可如果敷衍回答的话,辛斐说不定一下子就看出来了。
“好吧,其实就是……”李祚清支吾了一会儿,还是坦白回道,“我答应了父皇承办这次年宴上的烟花展,正在愁去哪里寻个鞭炮庄或是善于研制□□爆竹的匠人。”
她把事情简化后往轻巧的方向描述。
据她所观察,这个世界还没有冲天烟花的发明,但是已经有爆竹和普通烟火的存在。
不巧,李祚清刚好是小时候性子顽皮、爱捣蛋的类型,曾经掰开炸完的烟花筒观察,还记得一些飞天烟火的构造。

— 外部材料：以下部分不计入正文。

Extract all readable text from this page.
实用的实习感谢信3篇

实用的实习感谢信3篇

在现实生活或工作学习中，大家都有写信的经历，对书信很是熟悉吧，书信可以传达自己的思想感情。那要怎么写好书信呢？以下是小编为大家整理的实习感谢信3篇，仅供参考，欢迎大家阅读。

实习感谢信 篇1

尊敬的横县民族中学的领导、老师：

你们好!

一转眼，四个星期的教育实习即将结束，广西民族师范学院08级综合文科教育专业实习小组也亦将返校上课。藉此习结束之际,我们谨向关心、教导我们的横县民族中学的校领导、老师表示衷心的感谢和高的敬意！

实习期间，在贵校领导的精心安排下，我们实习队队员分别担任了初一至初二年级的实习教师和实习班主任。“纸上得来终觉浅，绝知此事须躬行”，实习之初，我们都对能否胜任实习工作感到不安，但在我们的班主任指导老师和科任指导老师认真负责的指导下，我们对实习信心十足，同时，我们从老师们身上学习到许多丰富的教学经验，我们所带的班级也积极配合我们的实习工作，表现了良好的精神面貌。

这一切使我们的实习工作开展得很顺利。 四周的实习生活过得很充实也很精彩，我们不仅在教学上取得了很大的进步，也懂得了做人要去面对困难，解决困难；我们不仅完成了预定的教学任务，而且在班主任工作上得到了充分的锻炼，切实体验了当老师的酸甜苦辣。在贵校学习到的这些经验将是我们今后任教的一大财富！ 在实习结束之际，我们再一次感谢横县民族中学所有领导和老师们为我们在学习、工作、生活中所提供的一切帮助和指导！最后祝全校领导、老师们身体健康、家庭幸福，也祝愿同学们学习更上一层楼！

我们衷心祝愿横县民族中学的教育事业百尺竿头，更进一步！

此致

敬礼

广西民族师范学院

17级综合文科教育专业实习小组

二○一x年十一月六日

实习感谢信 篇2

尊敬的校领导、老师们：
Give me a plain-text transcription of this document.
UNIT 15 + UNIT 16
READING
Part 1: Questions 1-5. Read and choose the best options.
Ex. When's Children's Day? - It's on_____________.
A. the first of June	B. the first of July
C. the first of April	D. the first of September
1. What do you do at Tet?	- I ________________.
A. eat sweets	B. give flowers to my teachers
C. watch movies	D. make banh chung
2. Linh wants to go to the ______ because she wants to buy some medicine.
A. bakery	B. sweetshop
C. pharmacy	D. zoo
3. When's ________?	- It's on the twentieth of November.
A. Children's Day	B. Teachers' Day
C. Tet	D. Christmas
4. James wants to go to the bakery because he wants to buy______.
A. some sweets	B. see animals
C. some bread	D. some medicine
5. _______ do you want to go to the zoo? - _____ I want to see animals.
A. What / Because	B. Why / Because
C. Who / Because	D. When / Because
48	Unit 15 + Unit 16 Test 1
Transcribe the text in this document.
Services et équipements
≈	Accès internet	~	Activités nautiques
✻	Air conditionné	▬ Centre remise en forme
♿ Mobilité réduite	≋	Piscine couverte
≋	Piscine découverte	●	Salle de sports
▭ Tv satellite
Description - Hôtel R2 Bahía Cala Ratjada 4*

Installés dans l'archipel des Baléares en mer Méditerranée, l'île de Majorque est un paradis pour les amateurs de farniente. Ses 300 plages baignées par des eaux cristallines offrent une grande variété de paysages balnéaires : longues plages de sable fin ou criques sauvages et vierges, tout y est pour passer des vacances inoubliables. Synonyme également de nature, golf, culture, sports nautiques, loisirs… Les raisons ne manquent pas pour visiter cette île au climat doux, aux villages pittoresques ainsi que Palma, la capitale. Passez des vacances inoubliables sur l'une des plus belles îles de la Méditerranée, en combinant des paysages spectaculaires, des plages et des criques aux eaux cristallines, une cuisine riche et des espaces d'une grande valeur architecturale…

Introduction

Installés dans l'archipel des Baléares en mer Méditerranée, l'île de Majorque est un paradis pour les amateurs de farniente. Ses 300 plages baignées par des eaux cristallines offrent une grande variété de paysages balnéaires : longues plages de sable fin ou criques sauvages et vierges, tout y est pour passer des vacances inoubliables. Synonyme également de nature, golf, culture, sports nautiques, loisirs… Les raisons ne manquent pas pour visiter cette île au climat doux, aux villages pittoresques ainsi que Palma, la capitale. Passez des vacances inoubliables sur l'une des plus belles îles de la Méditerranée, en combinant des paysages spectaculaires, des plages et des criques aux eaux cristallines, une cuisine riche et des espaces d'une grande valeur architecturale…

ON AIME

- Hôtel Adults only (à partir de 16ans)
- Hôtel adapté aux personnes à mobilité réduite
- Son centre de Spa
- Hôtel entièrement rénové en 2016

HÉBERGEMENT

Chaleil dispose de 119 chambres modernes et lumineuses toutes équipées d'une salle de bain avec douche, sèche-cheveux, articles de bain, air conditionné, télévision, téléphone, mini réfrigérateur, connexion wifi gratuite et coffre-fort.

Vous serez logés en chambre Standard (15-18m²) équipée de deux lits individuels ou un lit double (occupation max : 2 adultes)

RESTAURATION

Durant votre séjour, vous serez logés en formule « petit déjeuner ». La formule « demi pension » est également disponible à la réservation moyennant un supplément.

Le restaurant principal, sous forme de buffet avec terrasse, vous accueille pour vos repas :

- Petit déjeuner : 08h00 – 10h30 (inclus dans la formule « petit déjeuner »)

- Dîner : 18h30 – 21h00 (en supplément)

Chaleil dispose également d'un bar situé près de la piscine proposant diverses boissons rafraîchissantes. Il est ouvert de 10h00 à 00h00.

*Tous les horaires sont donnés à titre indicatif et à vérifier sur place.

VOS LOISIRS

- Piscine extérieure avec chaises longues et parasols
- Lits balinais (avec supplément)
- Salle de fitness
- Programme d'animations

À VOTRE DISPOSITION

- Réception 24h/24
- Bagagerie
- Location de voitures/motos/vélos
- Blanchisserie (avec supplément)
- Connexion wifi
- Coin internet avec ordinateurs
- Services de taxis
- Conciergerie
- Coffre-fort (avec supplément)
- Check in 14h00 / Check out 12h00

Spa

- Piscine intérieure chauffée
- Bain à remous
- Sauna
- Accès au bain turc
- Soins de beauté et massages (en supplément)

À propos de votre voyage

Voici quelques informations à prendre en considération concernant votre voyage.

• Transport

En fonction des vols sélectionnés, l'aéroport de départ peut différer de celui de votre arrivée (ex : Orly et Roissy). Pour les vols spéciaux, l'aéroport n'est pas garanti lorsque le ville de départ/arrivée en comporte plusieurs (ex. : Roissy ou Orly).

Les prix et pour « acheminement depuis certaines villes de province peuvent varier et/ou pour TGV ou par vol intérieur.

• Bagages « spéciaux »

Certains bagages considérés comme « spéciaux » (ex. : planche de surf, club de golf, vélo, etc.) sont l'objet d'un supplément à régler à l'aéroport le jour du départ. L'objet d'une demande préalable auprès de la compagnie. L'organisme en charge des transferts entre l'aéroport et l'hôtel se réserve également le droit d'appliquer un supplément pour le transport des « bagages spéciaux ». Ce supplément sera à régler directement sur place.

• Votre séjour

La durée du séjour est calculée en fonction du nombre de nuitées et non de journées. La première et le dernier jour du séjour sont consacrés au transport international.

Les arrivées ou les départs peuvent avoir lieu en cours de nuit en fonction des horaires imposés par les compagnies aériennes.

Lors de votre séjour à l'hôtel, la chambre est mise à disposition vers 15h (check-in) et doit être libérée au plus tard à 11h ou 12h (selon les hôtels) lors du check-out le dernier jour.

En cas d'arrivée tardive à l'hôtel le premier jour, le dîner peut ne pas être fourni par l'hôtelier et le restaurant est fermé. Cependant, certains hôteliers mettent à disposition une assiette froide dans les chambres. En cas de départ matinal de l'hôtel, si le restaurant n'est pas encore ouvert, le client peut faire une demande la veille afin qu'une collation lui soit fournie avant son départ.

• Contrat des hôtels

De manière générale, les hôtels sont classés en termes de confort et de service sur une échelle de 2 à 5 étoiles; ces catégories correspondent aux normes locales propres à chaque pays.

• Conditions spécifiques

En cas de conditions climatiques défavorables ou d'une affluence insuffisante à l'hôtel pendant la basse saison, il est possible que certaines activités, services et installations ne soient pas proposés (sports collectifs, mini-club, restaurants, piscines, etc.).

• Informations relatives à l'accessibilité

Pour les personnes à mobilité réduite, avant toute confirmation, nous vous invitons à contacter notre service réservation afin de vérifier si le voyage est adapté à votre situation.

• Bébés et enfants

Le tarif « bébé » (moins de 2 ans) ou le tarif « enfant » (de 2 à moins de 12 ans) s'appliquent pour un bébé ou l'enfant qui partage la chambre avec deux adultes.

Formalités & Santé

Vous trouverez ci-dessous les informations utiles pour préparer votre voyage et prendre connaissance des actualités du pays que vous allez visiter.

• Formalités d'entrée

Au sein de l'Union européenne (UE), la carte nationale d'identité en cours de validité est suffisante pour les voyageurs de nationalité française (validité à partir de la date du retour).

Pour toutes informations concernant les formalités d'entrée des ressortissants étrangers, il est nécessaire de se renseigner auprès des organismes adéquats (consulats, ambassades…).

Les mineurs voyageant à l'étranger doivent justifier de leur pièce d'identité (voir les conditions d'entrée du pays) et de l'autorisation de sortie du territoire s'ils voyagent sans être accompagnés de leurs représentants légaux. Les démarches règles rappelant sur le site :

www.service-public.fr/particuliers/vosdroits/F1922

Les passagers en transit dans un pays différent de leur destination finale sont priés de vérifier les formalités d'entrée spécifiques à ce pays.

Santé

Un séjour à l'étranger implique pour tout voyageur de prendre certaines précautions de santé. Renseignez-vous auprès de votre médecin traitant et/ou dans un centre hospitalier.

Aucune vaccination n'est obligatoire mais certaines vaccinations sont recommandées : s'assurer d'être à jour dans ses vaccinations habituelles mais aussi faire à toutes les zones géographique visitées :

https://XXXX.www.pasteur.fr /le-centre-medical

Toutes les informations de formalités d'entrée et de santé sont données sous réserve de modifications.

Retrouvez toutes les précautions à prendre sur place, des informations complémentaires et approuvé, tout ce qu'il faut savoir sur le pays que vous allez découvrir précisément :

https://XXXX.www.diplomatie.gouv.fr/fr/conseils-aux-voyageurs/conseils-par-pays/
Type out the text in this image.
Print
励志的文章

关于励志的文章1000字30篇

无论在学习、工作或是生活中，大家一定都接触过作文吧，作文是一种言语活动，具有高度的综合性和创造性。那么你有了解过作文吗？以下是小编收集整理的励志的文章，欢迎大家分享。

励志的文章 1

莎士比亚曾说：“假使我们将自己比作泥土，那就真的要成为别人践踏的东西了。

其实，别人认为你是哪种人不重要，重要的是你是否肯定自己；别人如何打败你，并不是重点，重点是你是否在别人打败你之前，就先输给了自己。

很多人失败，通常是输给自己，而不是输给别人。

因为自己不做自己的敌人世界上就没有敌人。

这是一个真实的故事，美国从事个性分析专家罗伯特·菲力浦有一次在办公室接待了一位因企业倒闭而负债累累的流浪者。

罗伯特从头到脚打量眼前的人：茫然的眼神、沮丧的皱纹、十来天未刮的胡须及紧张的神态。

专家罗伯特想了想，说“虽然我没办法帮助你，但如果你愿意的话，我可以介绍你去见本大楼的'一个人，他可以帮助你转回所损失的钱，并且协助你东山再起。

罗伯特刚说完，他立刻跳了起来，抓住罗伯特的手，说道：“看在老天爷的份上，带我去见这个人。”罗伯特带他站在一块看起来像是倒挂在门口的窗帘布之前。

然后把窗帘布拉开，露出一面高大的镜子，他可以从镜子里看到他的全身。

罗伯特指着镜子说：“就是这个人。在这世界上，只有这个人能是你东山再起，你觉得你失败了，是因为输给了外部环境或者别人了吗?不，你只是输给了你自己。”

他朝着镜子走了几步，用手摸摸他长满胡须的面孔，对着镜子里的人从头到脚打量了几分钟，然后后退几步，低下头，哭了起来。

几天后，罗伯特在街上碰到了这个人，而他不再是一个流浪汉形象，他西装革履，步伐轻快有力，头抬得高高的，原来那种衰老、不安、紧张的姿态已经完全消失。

如果能找到一个烟花领域的能工巧匠来辅助她,这件事或许也不是难以完成。
可是天时地利,人要是找不到就麻烦了。
“这个简单,我去帮你问问看。”辛斐松了一口气,对她风轻云淡地允诺道。
李祚清笑得耸了耸肩膀:“你怎么去问?也许你在天香楼时有些人脉,但是你都‘嫁’进我府上了。”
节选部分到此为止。